Mr. Ray Harryhausen was (and forever will be) a source of life-changing inspiration and motivation for many, many of us on the planet today. In response to the sad news of his passing, he will be sorely missed. The post below is from the The Ray and Diana Harryhausen Foundation Facebook Page. I’m posting this notice below in honour of Ray and his memory.
Not long ago, I had the awesome opportunity to involve Ray on a very special personal stop motion film project, Edgar Allan Poe’s The Pit and the Pendulum. I had the very distinct honor and privilege to have worked with Ray at the helm as Executive Producer. It was a marvelous time for all of us on the cast and crew– all of whom, in some way, was inspired by Ray’s work and personal demeanour as a gentleman. I was blessed with the privilege to have known Ray as I did, and having had the wonderful opportunity to have spent time with him on numerous occassions. We merry few involved closely with film will forever hold dear the memory of working with the man that had inspired so many with his fantastical creatures. And so, the chapter closes. Rest in Peace, good sir, you will be sorely missed.
From The Ray and Diana Harryhausen Foundation:
Raymond Frederick Harryhausen
Born: Los Angeles 29th June 1920
Died: London 7th May 2013.
The Harryhausen family regret to announce the death of Ray Harryhausen, Visual Effects pioneer and stop-motion model animator. He was a multi-award winner which includes a special Oscar and BAFTA. Ray’s influence on today’s film makers was enormous, with luminaries; Steven Spielberg, James Cameron, Peter Jackson, George Lucas, John Landis and the UK’s own Nick Park have cited Harryhausen as being the man whose work inspired their own creations.
Harryhausen’s fascination with animated models began when he first saw Willis O’Brien’s creations in KING KONG with his boyhood friend, the author Ray Bradbury in 1933, and he made his first foray into filmmaking in 1935 with home-movies that featured his youthful attempts at model animation. Over the period of the next 46 years, he made some of the genres best known movies – MIGHTY JOE YOUNG (1949), IT CAME FROM BENEATH THE SEA (1955), 20 MILLION MILES TO EARTH (1957), MYSTERIOUS ISLAND (1961), ONE MILLION YEARS B.C. (1966), THE VALLEY OF GWANGI (1969), three films based on the adventures of SINBAD and CLASH OF THE TITANS (1981). He is perhaps best remembered for his extraordinary animation of seven skeletons in JASON AND THE ARGONAUTS (1963) which took him three months to film.

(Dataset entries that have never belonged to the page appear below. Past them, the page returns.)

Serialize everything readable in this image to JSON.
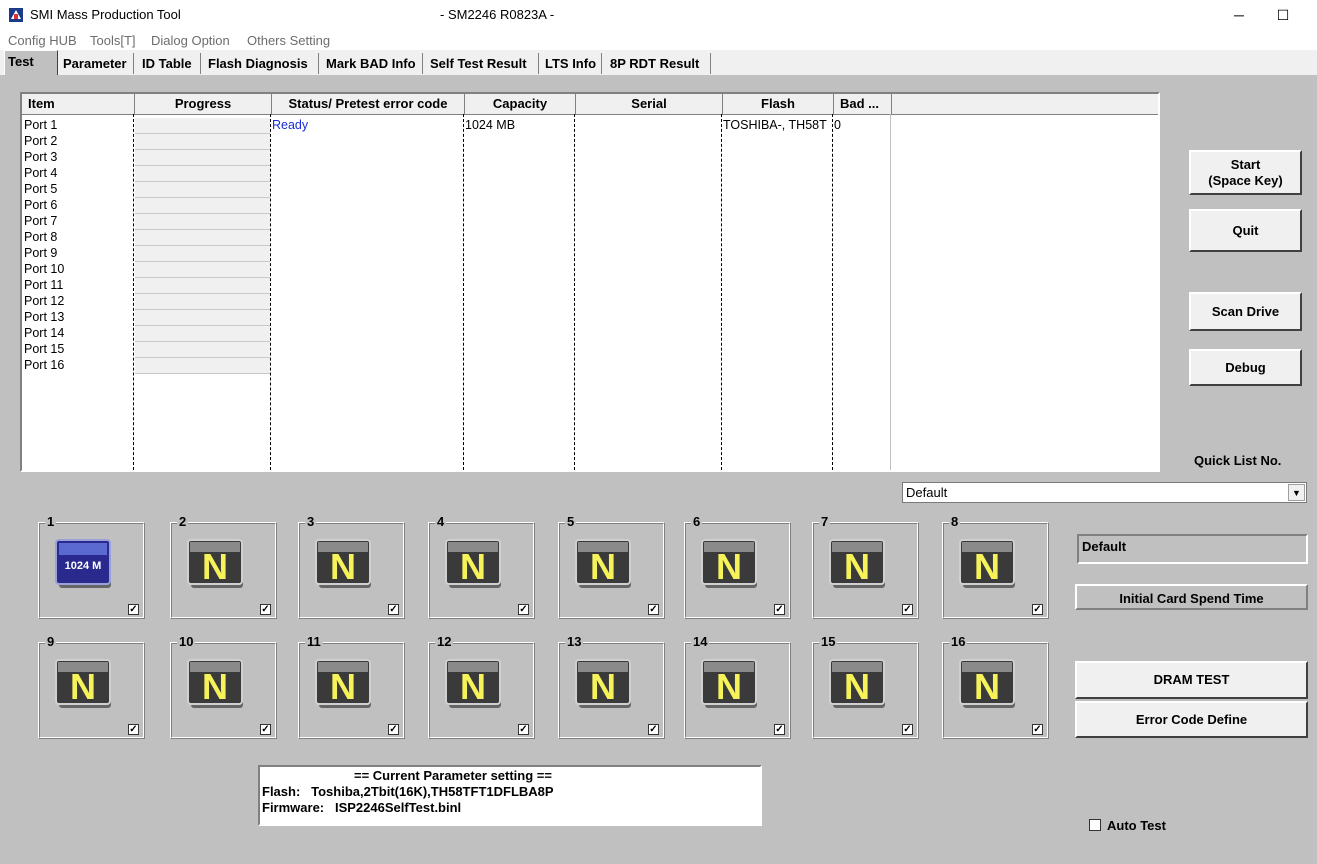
{
  "window": {
    "title": "SMI Mass Production Tool",
    "subtitle": "- SM2246 R0823A -",
    "minimize": "─",
    "maximize": "☐"
  },
  "menu": [
    "Config HUB",
    "Tools[T]",
    "Dialog Option",
    "Others Setting"
  ],
  "tabs": [
    "Test",
    "Parameter",
    "ID Table",
    "Flash Diagnosis",
    "Mark BAD Info",
    "Self Test Result",
    "LTS Info",
    "8P RDT Result"
  ],
  "grid": {
    "headers": [
      "Item",
      "Progress",
      "Status/ Pretest error code",
      "Capacity",
      "Serial",
      "Flash",
      "Bad ..."
    ],
    "ports": [
      "Port 1",
      "Port 2",
      "Port 3",
      "Port 4",
      "Port 5",
      "Port 6",
      "Port 7",
      "Port 8",
      "Port 9",
      "Port 10",
      "Port 11",
      "Port 12",
      "Port 13",
      "Port 14",
      "Port 15",
      "Port 16"
    ],
    "port1": {
      "status": "Ready",
      "capacity": "1024 MB",
      "flash": "TOSHIBA-, TH58T",
      "bad": "0"
    }
  },
  "buttons": {
    "start_line1": "Start",
    "start_line2": "(Space Key)",
    "quit": "Quit",
    "scan_drive": "Scan Drive",
    "debug": "Debug",
    "dram_test": "DRAM TEST",
    "error_code_define": "Error Code Define"
  },
  "quick_list": {
    "label": "Quick List No.",
    "selected": "Default"
  },
  "default_box": "Default",
  "initial_card_spend_time": "Initial Card Spend Time",
  "slots": [
    {
      "num": "1",
      "icon": "1024 M",
      "active": true
    },
    {
      "num": "2",
      "icon": "N"
    },
    {
      "num": "3",
      "icon": "N"
    },
    {
      "num": "4",
      "icon": "N"
    },
    {
      "num": "5",
      "icon": "N"
    },
    {
      "num": "6",
      "icon": "N"
    },
    {
      "num": "7",
      "icon": "N"
    },
    {
      "num": "8",
      "icon": "N"
    },
    {
      "num": "9",
      "icon": "N"
    },
    {
      "num": "10",
      "icon": "N"
    },
    {
      "num": "11",
      "icon": "N"
    },
    {
      "num": "12",
      "icon": "N"
    },
    {
      "num": "13",
      "icon": "N"
    },
    {
      "num": "14",
      "icon": "N"
    },
    {
      "num": "15",
      "icon": "N"
    },
    {
      "num": "16",
      "icon": "N"
    }
  ],
  "parameter": {
    "heading": "== Current Parameter setting ==",
    "flash_line": "Flash:   Toshiba,2Tbit(16K),TH58TFT1DFLBA8P",
    "firmware_line": "Firmware:   ISP2246SelfTest.binl"
  },
  "auto_test": {
    "label": "Auto Test",
    "checked": false
  }
}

Harryhausen’s genius was in being able to bring his models alive. Whether they were prehistoric dinosaurs or mythological creatures, in Ray’s hands they were no longer puppets but became instead characters in their own right, just as important as the actors they played against and in most cases even more so.
Today The Ray & Diana Harryhausen Foundation, a charitable Trust set up by Ray on the 10th April 1986, is devoted to the protection of Ray’s name and body of work as well as archiving, preserving and restoring Ray’s extensive Collection.
Tributes have been heaped upon Harryhausen for his work by his peers in recent years.
“Ray has been a great inspiration to us all in special visual industry. The art of his earlier films, which most of us grew up on, inspired us so much.” “Without Ray Harryhausen, there would likely have been no STAR WARS”
“THE LORD OF THE RINGS is my ‘Ray Harryhausen movie’. Without his life-long love of his wondrous images and storytelling it would never have been made – not by me at least”
“In my mind he will always be the king of stop-motion animation”
“His legacy of course is in good hands
Because it’s carried in the DNA of so many film fans.”
“You know I’m always saying to the guys that I work with now on computer graphics “do it like Ray Harryhausen”
“What we do now digitally with computers, Ray did digitally long before but without computers. Only with his digits.”
“His patience, his endurance have inspired so many of us.”
“Ray, your inspiration goes with us forever.”
“I think all of us who are practitioners in the arts of science fiction and fantasy movies now all feel that we’re standing on the shoulders of a giant.
If not for Ray’s contribution to the collective dreamscape, we wouldn’t be who we are.”